Возможно, эта утраченная собственность, как и весь блокнот, была лишь особенностью устройства самой Ба, а не жизни. Как бы то ни было, а Ю перенял от неё эту особенность. И прежде всего — традиционный для Ба способ защиты от наружных перемен: неизменность лексикона, несвойственный поколению Ю консервативный склад речи. Когда мне случалось, забывшись, назвать его просто Юрой, или, упаси Господи, дядей Юрой, он прежде всего внимательно осматривал меня с ног до головы, потом останавливал взгляд на моей переносице, брал своими железными пальцами мою руку повыше локтя, сдавливал — жутко болезненный и сильнодействующий приём, клянусь! — и чрезвычайно задушевно вопрошал, придавая своему голосу качаловский излюбленный тембр: «И так и что? У тебя что-то случилось, нет? Тогда зачем так грубить, не понимаю. Послушай, никогда не следует отыгрываться на других, когда у тебя неприятности.» После этого он ещё крепче сжимал пальцы. Я корчился от боли, но терпел: я уже тогда отлично понимал его. Да, он был прирождённый, врождённый педагог. Как и Ди, только тот действовал без пальцев и пожатий: когда его якобы случайно называли дедушкой или дедом, любимая каверза отца, один только взгляд из-за очков — и этого бывало достаточно, чтобы отрезвить каверзника. Точно так действовала и Ба, когда кто-нибудь говорил ей «бабушка», или сам Ди грубо ошибался, обратившись к ней по имени: Бася. К своему взгляду — так похожему на взгляд Ю или Ди в тех же обстоятельствах — она присовокупляла и несколько слов. Всего несколько, но они стоили судебного приговора виновному. «К сожалению, я переоценивала тебя,» произносила она, «это будет мне уроком на будущее.» О, это будущее! Господи, что оно так им всем далось! Сколь напряжённого внимания к себе ты требовало от них, сколько в тебе уверенности… И никакой, увы, в тебя проницательности. Как это ни горько сознавать — ровно никакой.
Может показаться, что я насмешничаю, рассказывая об этом, злословлю о вещах, для некоторых — очень многих — читателей святых. Что ж, может и так. Смеялся же я на похоронах Ба. Меня привезли туда из школы, я по дороге догадался — в чём дело. В доме было полно народу, я расплакался и никак не мог остановиться. Отец гладил моё темя, это было такой редкостью, что я и не хотел останавливаться, искусственно подстёгивал свои рыдания, пока не впал в истерику: уже лишь наполовину искусственную. Поэтому позже, на кладбище, меня к могиле не взяли, а заперли в машине. Оставшись один, я перестал плакать. Просто так сидеть мне быстро наскучило, и я стал заниматься полезным делом, тренироваться: колотить биткой по монетке, эта игра была в большом ходу в Большом дворе. Через минуту я развеселился вполне, даже и хихикал. А когда в поле зрения попадало зеркальце заднего обзора, а в нём — моя косая физиономия с увеличенным до неприличия левым глазом, различные стёкла в очках были подобраны соответственно моим разнообразным врождённым дефектам, я дико хохотал, высовывал своему отображению язык, и вообще корчил ему подлые рожи, как запертая в клетку обезьяна. И опять не мог, и не хотел остановиться, хотя меня никто теперь и не гладил. Совсем даже наоборот: я отлично понимал, что меня не погладят по головке за такое поведение, и поглядывал — не возвращаются ли от могилы наши. А когда увидел их — веселиться перестал, и потому до вечера пользовался их необычно внимательным ко мне отношением, то есть, исчерпал его полностью: назавтра его уже и след простыл, потому что… потому что рак на следующий день не свистнул.

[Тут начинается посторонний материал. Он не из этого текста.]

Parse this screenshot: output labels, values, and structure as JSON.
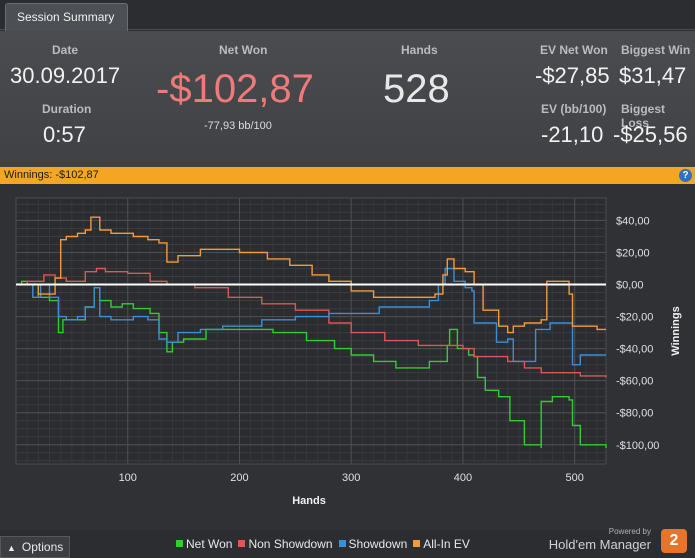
{
  "tab": {
    "label": "Session Summary"
  },
  "summary": {
    "date_label": "Date",
    "date_value": "30.09.2017",
    "duration_label": "Duration",
    "duration_value": "0:57",
    "net_won_label": "Net Won",
    "net_won_value": "-$102,87",
    "bb_per_100": "-77,93 bb/100",
    "hands_label": "Hands",
    "hands_value": "528",
    "ev_net_won_label": "EV Net Won",
    "ev_net_won_value": "-$27,85",
    "biggest_win_label": "Biggest Win",
    "biggest_win_value": "$31,47",
    "ev_bb_label": "EV (bb/100)",
    "ev_bb_value": "-21,10",
    "biggest_loss_label": "Biggest Loss",
    "biggest_loss_value": "-$25,56"
  },
  "winnings_bar": {
    "text": "Winnings: -$102,87",
    "help_icon": "?"
  },
  "colors": {
    "net_won_value": "#f07a7a",
    "accent_bar": "#f4a623",
    "net_won": "#33cc33",
    "non_showdown": "#e05555",
    "showdown": "#3a8fd8",
    "all_in_ev": "#f39a3b",
    "zero_line": "#ffffff"
  },
  "chart_data": {
    "type": "line",
    "xlabel": "Hands",
    "ylabel": "Winnings",
    "xlim": [
      0,
      528
    ],
    "ylim": [
      -112,
      54
    ],
    "x_ticks": [
      100,
      200,
      300,
      400,
      500
    ],
    "y_ticks": [
      {
        "v": 40,
        "label": "$40,00"
      },
      {
        "v": 20,
        "label": "$20,00"
      },
      {
        "v": 0,
        "label": "$0,00"
      },
      {
        "v": -20,
        "label": "-$20,00"
      },
      {
        "v": -40,
        "label": "-$40,00"
      },
      {
        "v": -60,
        "label": "-$60,00"
      },
      {
        "v": -80,
        "label": "-$80,00"
      },
      {
        "v": -100,
        "label": "-$100,00"
      }
    ],
    "series": [
      {
        "name": "Net Won",
        "color": "#33cc33",
        "points": [
          [
            0,
            0
          ],
          [
            5,
            2
          ],
          [
            10,
            0
          ],
          [
            20,
            -8
          ],
          [
            30,
            -10
          ],
          [
            38,
            -30
          ],
          [
            42,
            -22
          ],
          [
            55,
            -22
          ],
          [
            62,
            -14
          ],
          [
            70,
            -2
          ],
          [
            75,
            -10
          ],
          [
            85,
            -14
          ],
          [
            95,
            -12
          ],
          [
            105,
            -15
          ],
          [
            120,
            -18
          ],
          [
            128,
            -30
          ],
          [
            135,
            -42
          ],
          [
            140,
            -36
          ],
          [
            150,
            -34
          ],
          [
            170,
            -28
          ],
          [
            200,
            -28
          ],
          [
            230,
            -30
          ],
          [
            260,
            -35
          ],
          [
            285,
            -40
          ],
          [
            300,
            -44
          ],
          [
            320,
            -48
          ],
          [
            340,
            -52
          ],
          [
            360,
            -52
          ],
          [
            370,
            -48
          ],
          [
            382,
            -48
          ],
          [
            386,
            -38
          ],
          [
            388,
            -28
          ],
          [
            395,
            -40
          ],
          [
            405,
            -44
          ],
          [
            410,
            -45
          ],
          [
            413,
            -58
          ],
          [
            420,
            -66
          ],
          [
            432,
            -70
          ],
          [
            440,
            -70
          ],
          [
            442,
            -85
          ],
          [
            450,
            -85
          ],
          [
            455,
            -100
          ],
          [
            470,
            -102
          ],
          [
            470,
            -73
          ],
          [
            480,
            -70
          ],
          [
            485,
            -70
          ],
          [
            495,
            -72
          ],
          [
            498,
            -88
          ],
          [
            505,
            -100
          ],
          [
            528,
            -102
          ]
        ]
      },
      {
        "name": "Non Showdown",
        "color": "#e05555",
        "points": [
          [
            0,
            0
          ],
          [
            10,
            2
          ],
          [
            25,
            6
          ],
          [
            35,
            4
          ],
          [
            45,
            2
          ],
          [
            55,
            2
          ],
          [
            62,
            8
          ],
          [
            72,
            10
          ],
          [
            80,
            8
          ],
          [
            100,
            7
          ],
          [
            120,
            2
          ],
          [
            135,
            0
          ],
          [
            160,
            -2
          ],
          [
            190,
            -8
          ],
          [
            220,
            -12
          ],
          [
            250,
            -16
          ],
          [
            280,
            -24
          ],
          [
            300,
            -30
          ],
          [
            330,
            -35
          ],
          [
            360,
            -38
          ],
          [
            380,
            -38
          ],
          [
            400,
            -40
          ],
          [
            410,
            -45
          ],
          [
            425,
            -45
          ],
          [
            440,
            -48
          ],
          [
            455,
            -52
          ],
          [
            470,
            -55
          ],
          [
            490,
            -55
          ],
          [
            505,
            -57
          ],
          [
            528,
            -58
          ]
        ]
      },
      {
        "name": "Showdown",
        "color": "#3a8fd8",
        "points": [
          [
            0,
            0
          ],
          [
            6,
            0
          ],
          [
            15,
            -8
          ],
          [
            22,
            0
          ],
          [
            30,
            -8
          ],
          [
            38,
            -20
          ],
          [
            45,
            -22
          ],
          [
            55,
            -20
          ],
          [
            62,
            -14
          ],
          [
            70,
            -2
          ],
          [
            75,
            -20
          ],
          [
            85,
            -22
          ],
          [
            105,
            -20
          ],
          [
            118,
            -22
          ],
          [
            128,
            -34
          ],
          [
            135,
            -36
          ],
          [
            145,
            -30
          ],
          [
            165,
            -28
          ],
          [
            185,
            -26
          ],
          [
            220,
            -22
          ],
          [
            250,
            -20
          ],
          [
            280,
            -18
          ],
          [
            305,
            -18
          ],
          [
            325,
            -14
          ],
          [
            350,
            -14
          ],
          [
            370,
            -10
          ],
          [
            378,
            0
          ],
          [
            384,
            10
          ],
          [
            392,
            2
          ],
          [
            402,
            -2
          ],
          [
            408,
            -4
          ],
          [
            410,
            -24
          ],
          [
            420,
            -24
          ],
          [
            430,
            -36
          ],
          [
            440,
            -34
          ],
          [
            445,
            -48
          ],
          [
            460,
            -48
          ],
          [
            465,
            -28
          ],
          [
            478,
            -24
          ],
          [
            490,
            -24
          ],
          [
            498,
            -50
          ],
          [
            505,
            -44
          ],
          [
            528,
            -44
          ]
        ]
      },
      {
        "name": "All-In EV",
        "color": "#f39a3b",
        "points": [
          [
            0,
            0
          ],
          [
            10,
            0
          ],
          [
            20,
            -6
          ],
          [
            35,
            4
          ],
          [
            40,
            28
          ],
          [
            45,
            30
          ],
          [
            55,
            32
          ],
          [
            62,
            34
          ],
          [
            67,
            42
          ],
          [
            75,
            34
          ],
          [
            85,
            32
          ],
          [
            105,
            30
          ],
          [
            118,
            28
          ],
          [
            128,
            26
          ],
          [
            135,
            14
          ],
          [
            145,
            18
          ],
          [
            165,
            22
          ],
          [
            180,
            22
          ],
          [
            200,
            20
          ],
          [
            225,
            16
          ],
          [
            245,
            12
          ],
          [
            265,
            6
          ],
          [
            280,
            2
          ],
          [
            300,
            -4
          ],
          [
            320,
            -8
          ],
          [
            340,
            -8
          ],
          [
            360,
            -8
          ],
          [
            375,
            -6
          ],
          [
            382,
            6
          ],
          [
            386,
            16
          ],
          [
            392,
            10
          ],
          [
            402,
            8
          ],
          [
            410,
            0
          ],
          [
            418,
            -16
          ],
          [
            425,
            -16
          ],
          [
            432,
            -26
          ],
          [
            440,
            -30
          ],
          [
            445,
            -26
          ],
          [
            455,
            -24
          ],
          [
            470,
            -22
          ],
          [
            475,
            2
          ],
          [
            485,
            2
          ],
          [
            495,
            -6
          ],
          [
            498,
            -26
          ],
          [
            505,
            -26
          ],
          [
            520,
            -28
          ],
          [
            528,
            -28
          ]
        ]
      }
    ]
  },
  "footer": {
    "options_label": "Options",
    "legend": [
      {
        "label": "Net Won",
        "color": "#33cc33"
      },
      {
        "label": "Non Showdown",
        "color": "#e05555"
      },
      {
        "label": "Showdown",
        "color": "#3a8fd8"
      },
      {
        "label": "All-In EV",
        "color": "#f39a3b"
      }
    ],
    "powered_by": "Powered by",
    "brand": "Hold'em Manager",
    "brand_badge": "2"
  }
}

Итак, трюки, употребляемые Ди и Ба, чтобы как-то приладиться к новым временам, оказались непригодными. А сами эти времена слишком сложными для того, чтобы с ними легко можно было ужиться людям, начинавшим вместе с временами старыми отступать в полубытие. Им оставалось лишь одно: чуточку, то есть — благородным образом сопротивляться. Способы сопротивления действительно были иногда очень благородны, вспомнить хотя бы скатертное платье или красноречивые молчания. Но куда чаще эти молчания выглядели как проклятья по неизвестному адресу. Как ожесточённые выпады в никуда с желанием что-то опровергнуть. Но что же? А ничего… Не Жанну же Цололос, сестру Изабеллы, не домработницу Валю же.